I would argue that Bruce McGuire has done more to promote US Soccer than any other person outside the USSF and paid media. Like Bruce, most of us make little or no money blogging about US Soccer but are driven by passion. We tend to spend more on merchandise, travel, tickets and memberships to supporters clubs than we re-coop from blogging.

For me, the US Men’s National Team has been most important non amateur sporting institution in my life since the mid 1990s. I am almost positive this is the case with many of my fellow bloggers and podcasts hosts. We are not professional media (even though some of us, myself included have moved into professional media circles thanks to our success in blogging) but in fact passionate fans who have elevated this sport beyond the vacuum and niche it previously occupied.

Michael Bradley’s rebuke of all of us stung, I must admit. I have personally always wanted what’s best for the national team, but the fan I have been for many years’ leads me to question to drive and passion of our players from time to time particularly when compared to their predecessors.

The US National Team generation which included Tab Ramos, Eric Wynalda, John Harkes, Earnie Stewart, Marcelo Balboa, Alexi Lalas, Cobi Jones and Joe Max-Moore among others never once performed in the indifferent or disinterested manner in a competitive match the way this US team did against Costa Rica and Brazil. Sure, we had plenty of head scratching results in that period much like today, but never once did I question the commitment of our players and their resolve to fight for their national flag and the USSF crest.
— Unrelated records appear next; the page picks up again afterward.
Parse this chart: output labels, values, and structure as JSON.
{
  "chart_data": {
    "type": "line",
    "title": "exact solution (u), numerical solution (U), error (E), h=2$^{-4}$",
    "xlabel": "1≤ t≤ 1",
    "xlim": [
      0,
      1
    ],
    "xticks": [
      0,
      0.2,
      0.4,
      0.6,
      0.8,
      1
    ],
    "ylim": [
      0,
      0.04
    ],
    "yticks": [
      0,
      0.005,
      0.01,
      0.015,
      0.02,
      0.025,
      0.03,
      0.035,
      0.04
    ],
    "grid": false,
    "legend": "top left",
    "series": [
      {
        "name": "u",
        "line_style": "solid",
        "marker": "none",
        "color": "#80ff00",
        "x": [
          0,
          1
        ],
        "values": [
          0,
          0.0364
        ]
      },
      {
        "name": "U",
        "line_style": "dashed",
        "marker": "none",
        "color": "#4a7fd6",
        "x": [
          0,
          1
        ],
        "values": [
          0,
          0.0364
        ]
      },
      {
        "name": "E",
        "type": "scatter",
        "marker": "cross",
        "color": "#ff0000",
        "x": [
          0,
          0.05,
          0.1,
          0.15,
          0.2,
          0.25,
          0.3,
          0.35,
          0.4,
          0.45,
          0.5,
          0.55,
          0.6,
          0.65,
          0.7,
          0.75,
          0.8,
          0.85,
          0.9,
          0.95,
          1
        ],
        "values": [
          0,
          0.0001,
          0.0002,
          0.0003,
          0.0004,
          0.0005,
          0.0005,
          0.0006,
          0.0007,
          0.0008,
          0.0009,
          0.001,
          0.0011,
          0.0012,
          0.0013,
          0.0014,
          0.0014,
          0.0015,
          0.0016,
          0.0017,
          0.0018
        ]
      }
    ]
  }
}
Today’s national team seemed to have regained the passion for the colors between Thursday and Sunday of last week. Michael Bradley’s comments confirmed for me that those of us who love this team and blog not because we make a fortune off of it but because of our passion had made a difference.

This is our national team and even if the players felt they needed to prove a point to us, this Confederations Cup experience which has resulted in the first ever US trip to the final of a major FIFA event cemented a further relationship between blogs and the national team.